Dabei sind diese Zuordnungen sehr absolute Aussagen: diese Tiere werden "böse" geboren und haben keine Wahl, ihr Verhalten zu ändern. So sieht es bei den Völkern Mittelerdes etwas, wenn auch nicht viel anders aus: Orks und Trolle besitzen zwar Sprache und Intelligenz (wenn auch nicht übermäßig viel), aber es fällt ihnen doch schwer, aus ihrer Funktion als bloße Handlanger des Bösen hervorzutreten und einen eigenen Willen zu demonstrieren. Bezeichnenderweise tun sie dies nämlich fast immer nur dann, wenn unter ihnen Streit (z.B. über eine Beute) ausbricht.
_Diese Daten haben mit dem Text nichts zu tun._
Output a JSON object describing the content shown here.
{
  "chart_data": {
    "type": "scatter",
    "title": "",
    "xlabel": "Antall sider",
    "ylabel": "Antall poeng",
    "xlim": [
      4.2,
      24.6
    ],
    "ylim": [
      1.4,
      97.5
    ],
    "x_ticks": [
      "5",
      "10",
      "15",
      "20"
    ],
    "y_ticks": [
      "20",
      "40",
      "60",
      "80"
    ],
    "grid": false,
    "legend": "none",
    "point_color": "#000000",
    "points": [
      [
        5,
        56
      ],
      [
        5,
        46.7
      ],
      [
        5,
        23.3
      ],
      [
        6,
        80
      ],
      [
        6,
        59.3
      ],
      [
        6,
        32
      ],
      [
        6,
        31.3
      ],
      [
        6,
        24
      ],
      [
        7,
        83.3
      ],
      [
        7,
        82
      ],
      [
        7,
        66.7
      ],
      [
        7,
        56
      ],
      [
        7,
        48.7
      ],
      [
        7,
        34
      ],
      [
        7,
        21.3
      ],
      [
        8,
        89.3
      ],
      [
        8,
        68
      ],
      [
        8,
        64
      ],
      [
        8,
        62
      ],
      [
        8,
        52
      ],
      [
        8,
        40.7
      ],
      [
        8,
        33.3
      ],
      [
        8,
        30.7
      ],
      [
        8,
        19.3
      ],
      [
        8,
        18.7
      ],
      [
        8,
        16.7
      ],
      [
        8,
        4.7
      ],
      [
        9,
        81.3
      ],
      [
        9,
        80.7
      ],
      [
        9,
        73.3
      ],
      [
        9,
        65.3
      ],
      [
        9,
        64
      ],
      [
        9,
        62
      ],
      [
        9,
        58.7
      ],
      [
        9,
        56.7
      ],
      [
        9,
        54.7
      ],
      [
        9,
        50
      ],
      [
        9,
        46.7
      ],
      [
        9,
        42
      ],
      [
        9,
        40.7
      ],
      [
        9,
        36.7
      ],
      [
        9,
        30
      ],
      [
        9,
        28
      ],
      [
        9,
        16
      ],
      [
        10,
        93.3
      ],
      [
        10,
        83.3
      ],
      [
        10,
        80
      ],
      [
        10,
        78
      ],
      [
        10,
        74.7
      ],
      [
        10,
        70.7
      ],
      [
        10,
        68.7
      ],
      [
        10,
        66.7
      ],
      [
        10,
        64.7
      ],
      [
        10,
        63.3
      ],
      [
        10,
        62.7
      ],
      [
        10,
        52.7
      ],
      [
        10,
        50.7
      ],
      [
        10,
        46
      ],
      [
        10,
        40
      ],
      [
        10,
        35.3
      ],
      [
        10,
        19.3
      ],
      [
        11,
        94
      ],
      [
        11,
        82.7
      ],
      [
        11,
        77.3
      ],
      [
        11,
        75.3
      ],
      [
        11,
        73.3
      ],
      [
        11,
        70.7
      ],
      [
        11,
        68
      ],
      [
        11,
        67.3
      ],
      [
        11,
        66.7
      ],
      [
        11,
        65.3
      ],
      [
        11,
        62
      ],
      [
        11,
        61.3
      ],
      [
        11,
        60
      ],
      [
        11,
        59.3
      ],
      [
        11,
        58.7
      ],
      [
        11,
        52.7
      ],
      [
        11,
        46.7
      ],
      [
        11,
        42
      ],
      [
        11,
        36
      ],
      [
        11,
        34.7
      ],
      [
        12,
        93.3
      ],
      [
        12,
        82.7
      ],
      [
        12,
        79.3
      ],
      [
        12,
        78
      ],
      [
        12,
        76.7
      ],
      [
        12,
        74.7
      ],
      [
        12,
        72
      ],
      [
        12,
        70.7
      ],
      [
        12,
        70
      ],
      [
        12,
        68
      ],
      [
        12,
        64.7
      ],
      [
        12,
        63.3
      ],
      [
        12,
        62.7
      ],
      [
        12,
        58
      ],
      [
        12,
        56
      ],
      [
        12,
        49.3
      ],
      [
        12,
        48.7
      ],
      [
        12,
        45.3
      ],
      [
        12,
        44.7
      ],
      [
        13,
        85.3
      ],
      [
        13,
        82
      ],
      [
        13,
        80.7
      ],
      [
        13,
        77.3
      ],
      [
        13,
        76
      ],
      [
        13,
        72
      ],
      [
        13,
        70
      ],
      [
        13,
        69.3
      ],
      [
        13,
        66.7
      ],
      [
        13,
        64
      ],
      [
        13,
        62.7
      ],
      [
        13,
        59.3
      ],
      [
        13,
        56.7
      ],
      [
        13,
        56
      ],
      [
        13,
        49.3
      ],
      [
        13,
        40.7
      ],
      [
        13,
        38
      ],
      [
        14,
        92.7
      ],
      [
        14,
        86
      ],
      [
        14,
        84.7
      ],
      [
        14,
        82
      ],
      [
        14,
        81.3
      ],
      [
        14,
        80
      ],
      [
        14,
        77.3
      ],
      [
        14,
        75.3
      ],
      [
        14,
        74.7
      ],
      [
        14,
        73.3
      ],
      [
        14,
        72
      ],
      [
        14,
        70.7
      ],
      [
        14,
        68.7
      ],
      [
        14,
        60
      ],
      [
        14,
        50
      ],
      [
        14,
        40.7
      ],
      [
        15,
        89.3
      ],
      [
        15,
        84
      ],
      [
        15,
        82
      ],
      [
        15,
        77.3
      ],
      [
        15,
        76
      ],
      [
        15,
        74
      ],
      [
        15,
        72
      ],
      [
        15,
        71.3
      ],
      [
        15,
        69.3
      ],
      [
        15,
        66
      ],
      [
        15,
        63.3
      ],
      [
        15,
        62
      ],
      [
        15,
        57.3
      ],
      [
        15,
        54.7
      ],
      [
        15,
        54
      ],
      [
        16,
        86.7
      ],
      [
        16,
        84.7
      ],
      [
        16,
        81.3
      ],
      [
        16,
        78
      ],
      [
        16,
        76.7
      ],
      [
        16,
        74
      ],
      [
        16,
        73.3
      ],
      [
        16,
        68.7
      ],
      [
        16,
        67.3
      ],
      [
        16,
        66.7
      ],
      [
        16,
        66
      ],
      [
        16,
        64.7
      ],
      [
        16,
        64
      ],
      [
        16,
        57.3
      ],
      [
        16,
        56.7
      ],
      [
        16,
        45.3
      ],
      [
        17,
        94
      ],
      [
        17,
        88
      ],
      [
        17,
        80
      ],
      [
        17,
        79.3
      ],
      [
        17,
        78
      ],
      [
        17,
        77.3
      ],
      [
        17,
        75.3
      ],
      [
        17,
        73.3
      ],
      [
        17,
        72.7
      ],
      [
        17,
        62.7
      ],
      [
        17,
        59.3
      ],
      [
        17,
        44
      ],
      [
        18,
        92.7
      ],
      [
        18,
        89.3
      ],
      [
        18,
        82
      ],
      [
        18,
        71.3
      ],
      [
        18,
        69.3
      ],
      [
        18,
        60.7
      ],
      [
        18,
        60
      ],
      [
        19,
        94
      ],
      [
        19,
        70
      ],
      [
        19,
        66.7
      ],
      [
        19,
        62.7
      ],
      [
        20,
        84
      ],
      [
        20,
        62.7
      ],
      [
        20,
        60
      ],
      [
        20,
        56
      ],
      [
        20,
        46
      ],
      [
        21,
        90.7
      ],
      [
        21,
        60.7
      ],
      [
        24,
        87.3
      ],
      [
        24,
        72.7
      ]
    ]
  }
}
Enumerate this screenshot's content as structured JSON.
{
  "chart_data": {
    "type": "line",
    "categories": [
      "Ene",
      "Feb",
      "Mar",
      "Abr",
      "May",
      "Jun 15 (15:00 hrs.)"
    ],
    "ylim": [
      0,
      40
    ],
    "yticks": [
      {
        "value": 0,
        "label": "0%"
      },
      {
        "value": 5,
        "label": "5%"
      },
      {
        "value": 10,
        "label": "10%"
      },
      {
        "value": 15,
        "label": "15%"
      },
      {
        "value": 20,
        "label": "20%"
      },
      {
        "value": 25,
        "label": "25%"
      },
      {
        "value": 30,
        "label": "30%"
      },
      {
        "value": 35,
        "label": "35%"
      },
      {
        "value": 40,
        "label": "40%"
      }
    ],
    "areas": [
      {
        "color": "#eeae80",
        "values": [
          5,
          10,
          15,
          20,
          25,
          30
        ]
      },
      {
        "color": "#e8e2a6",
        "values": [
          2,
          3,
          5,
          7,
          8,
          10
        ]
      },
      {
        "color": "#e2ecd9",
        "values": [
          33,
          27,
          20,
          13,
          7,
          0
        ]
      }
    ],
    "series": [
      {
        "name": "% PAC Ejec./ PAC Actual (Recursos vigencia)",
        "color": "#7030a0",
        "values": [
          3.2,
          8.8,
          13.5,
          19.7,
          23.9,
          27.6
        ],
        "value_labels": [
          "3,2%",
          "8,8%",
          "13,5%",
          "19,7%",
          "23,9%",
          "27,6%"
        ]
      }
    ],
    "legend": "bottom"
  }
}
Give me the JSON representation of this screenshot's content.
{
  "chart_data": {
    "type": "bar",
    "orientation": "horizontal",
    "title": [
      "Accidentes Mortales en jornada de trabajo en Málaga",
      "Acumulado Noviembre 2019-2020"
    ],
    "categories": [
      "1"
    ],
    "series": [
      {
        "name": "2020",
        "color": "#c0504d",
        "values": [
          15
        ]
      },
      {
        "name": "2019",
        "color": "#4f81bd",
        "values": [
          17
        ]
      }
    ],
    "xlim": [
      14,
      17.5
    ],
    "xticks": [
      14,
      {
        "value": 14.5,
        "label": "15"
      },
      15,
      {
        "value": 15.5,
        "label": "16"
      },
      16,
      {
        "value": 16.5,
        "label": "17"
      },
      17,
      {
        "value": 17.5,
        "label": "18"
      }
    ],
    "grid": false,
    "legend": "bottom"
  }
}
In diesem Sinne wird ihnen die gleiche absolute Wertung zuteil wie "bösen" Tieren: es ist der Weg, der für sie vorgesehen ist, weil sie für ihn gezüchtet worden sind19, und sie haben wenig bis keine Chancen, daraus auszubrechen.
Betrachten wir also die freien Völker Mittelerdes20: Sie sind die Einzigen, denen die Entscheidung zwischen Gut und Böse überhaupt offensteht; denn so wie die Mächte der Dunkelheit immer böse bleiben werden, sind die Valar als Gestalter Ardas daran gebunden, ihre Schöpfung zu erhalten. Besonders Menschen sind dagegen bei Tolkien anfällig für die Versuchung von Macht und Einfluss. So wird am Ende des zweiten Zeitalters ein ganzer Kontinent im großen Krieg vom Meer verschlungen, weil die Menschen dieser Insel im Wahn ihres Königs Ar-Pharazôn von Allmachtsfantasien getrieben gegen die Valar höchstpersönlich in den Krieg gezogen sind21. Interessant an der Geschichte solcher "Überläufer" ist bei Tolkien, dass sie mit ihrem Bekenntnis zum Bösen für immer rettungslos verloren sind: so wird dir Flotte Ar-Pharazôns (bis auf wenige Getreue) restlos vom Boden verschluckt. Rehabilitierung findet in solchen Fällen nie statt. Sogar Sauron, dem von den Valar im 2. Zeitalter noch die Chance zur Besserung eingeräumt wird, muss nach der Ethik des Autors zwangsläufig wieder dem Bösen verfallen. So kann der korrupte König Théoden von Gandalf nur deshalb bekehrt werden, weil er lediglich dem Bösen Einfluss seines Beraters Gríma Wormtongue unterlegen war22 - er selbst war nicht wirklich böse geworden, er hatte sich nur verführen lassen. Gríma dagegen muss alleine für diese Tat büßen und stirbt später im Shire ein unrühmliches Ende als Handlanger des korrumpierten Zauberers Saruman23. Selbst Boromir, der in einem Anfall von Machtgier (ausgelöst durch die böse Magie des Einen Rings) Frodo bedrängt, ist nach der Moral des Werkes damit verloren: Aller (durchaus glaubwürdigen) Reue zu Trotz ist er vom Autor dazu verdammt, im Kampf gegen eine Meute Orks zu sterben24. Dabei erlangt er Absolution, indem er versucht, seine Gefährten durch seinen eigenen Tod zu retten. Seine Seele wird dadurch geläutert, aber sein Leben ist nichtsdestotrotz verwirkt.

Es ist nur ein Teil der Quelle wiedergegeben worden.